Fiber ball, 37...fiber, 38...end of fiber, 39...air space.

Claims (1)

[Scope of Claims] 1 The nonwoven fiber layer has a large number of separated fiber aggregates, and each aggregate has a minimum diameter of 3 mm or more and at least 3 mm or more before being joined to the fiber layer. It has an elongated shape formed from an entanglement of fibers having a length of 15 mm, and the aggregate has a weight of about 0.01 grams per cubic centimeter to about
Having a density in the range of 0.1 grams, the fiber entanglement is achieved by penetrating the assembly and gripping the filaments by needles commonly used in needle punching techniques for bonding materials.
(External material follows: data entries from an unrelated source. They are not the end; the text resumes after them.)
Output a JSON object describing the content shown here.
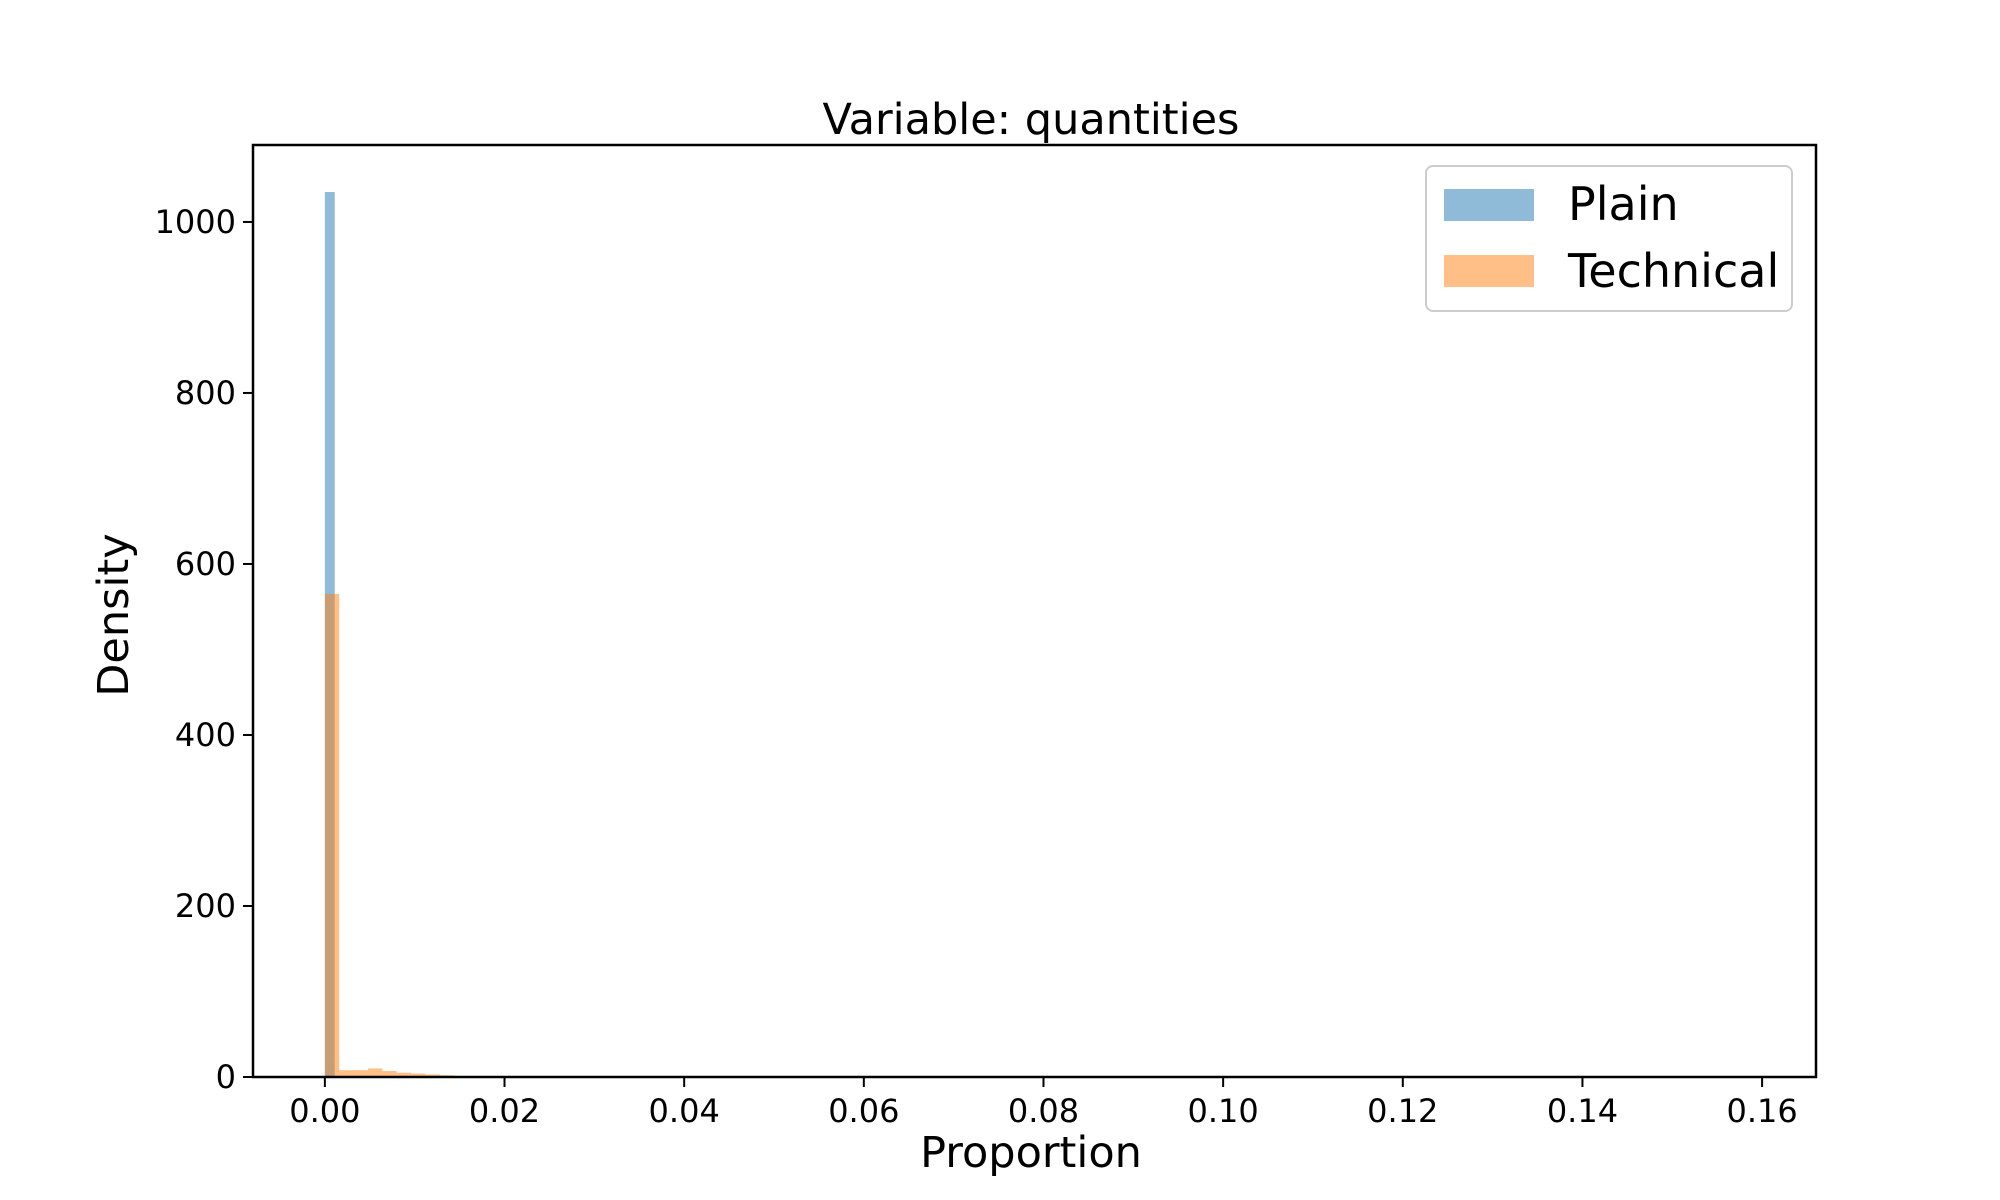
{
  "chart_data": {
    "type": "bar",
    "title": "Variable: quantities",
    "xlabel": "Proportion",
    "ylabel": "Density",
    "xlim": [
      -0.008,
      0.166
    ],
    "ylim": [
      0,
      1090
    ],
    "x_ticks": [
      0.0,
      0.02,
      0.04,
      0.06,
      0.08,
      0.1,
      0.12,
      0.14,
      0.16
    ],
    "x_tick_labels": [
      "0.00",
      "0.02",
      "0.04",
      "0.06",
      "0.08",
      "0.10",
      "0.12",
      "0.14",
      "0.16"
    ],
    "y_ticks": [
      0,
      200,
      400,
      600,
      800,
      1000
    ],
    "y_tick_labels": [
      "0",
      "200",
      "400",
      "600",
      "800",
      "1000"
    ],
    "grid": false,
    "legend_position": "top-right",
    "series": [
      {
        "name": "Plain",
        "color": "#1f77b4",
        "opacity": 0.5,
        "bin_width": 0.0011,
        "bins": [
          {
            "x0": 0.0,
            "value": 1035
          }
        ]
      },
      {
        "name": "Technical",
        "color": "#ff7f0e",
        "opacity": 0.5,
        "bin_width": 0.0016,
        "bins": [
          {
            "x0": 0.0,
            "value": 565
          },
          {
            "x0": 0.0016,
            "value": 8
          },
          {
            "x0": 0.0032,
            "value": 8
          },
          {
            "x0": 0.0048,
            "value": 10
          },
          {
            "x0": 0.0064,
            "value": 7
          },
          {
            "x0": 0.008,
            "value": 5
          },
          {
            "x0": 0.0096,
            "value": 4
          },
          {
            "x0": 0.0112,
            "value": 3
          },
          {
            "x0": 0.0128,
            "value": 2
          },
          {
            "x0": 0.0144,
            "value": 1
          },
          {
            "x0": 0.016,
            "value": 1
          }
        ]
      }
    ]
  }
}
The fibers can be easily pulled out from the aggregate without substantial resistance when the fibers are stretched out of the aggregate without losing their bond with the body, and the nonwoven fiber layer is A variety of needles interconnecting the fiber aggregate to form
A fibrous material having a plurality of fibers bonded by a punching method and having an irregular surface formed by a needle punching method. 2. The nonwoven fibrous layer has a large number of separate fiber aggregates, each of which has a minimum diameter of 3 mm or more and a length of at least 15 mm before being joined to the fibrous layer. It has an elongated shape formed from a plurality of intertwined fibers, and the aggregate weighs from about 0.01 grams per cubic centimeter to about
Having a density in the range of 0.1 grams, the intertwining of the fibers can be achieved by penetrating the aggregate and gripping the filaments by needles commonly used in needle punching techniques for bonding materials. The fibers can be easily pulled out from the aggregate without substantial resistance when the fibers are stretched out of the aggregate without losing their bond with the nonwoven fiber layer, and the nonwoven fiber layer is formed. A variety of needles interconnect the fiber aggregates to
A fibrous material having a plurality of fibers bonded by a punching method, further comprising a support layer, and having an irregular surface formed by a needle punching method to which the fiber aggregate is bonded. 3 The nonwoven fiber layer has a large number of separate fiber aggregates, each aggregate having a minimum diameter of 3 mm or more and a length of at least 15 mm before being joined to the fiber layer. It has an elongated shape formed from a plurality of intertwined fibers, and the aggregate weighs from about 0.01 grams per cubic centimeter to about
Having a density in the range of 0.1 grams, the intertwining of the fibers can be achieved by penetrating the aggregate and gripping the filaments by needles commonly used in needle punching techniques for bonding materials. The fibers can be easily pulled out from the aggregate without substantial resistance when the fibers are stretched out of the aggregate without losing their bond with the nonwoven fiber layer, and the nonwoven fiber layer is formed. A variety of needles interconnect the fiber aggregates to
It has a plurality of fibers bonded by a punching method, and further includes a support layer and a covering layer, and the covering layer is made of irregular fibers formed by a needle punching method and bonded to the fiber layer of the fiber assembly. A fibrous material with a surface.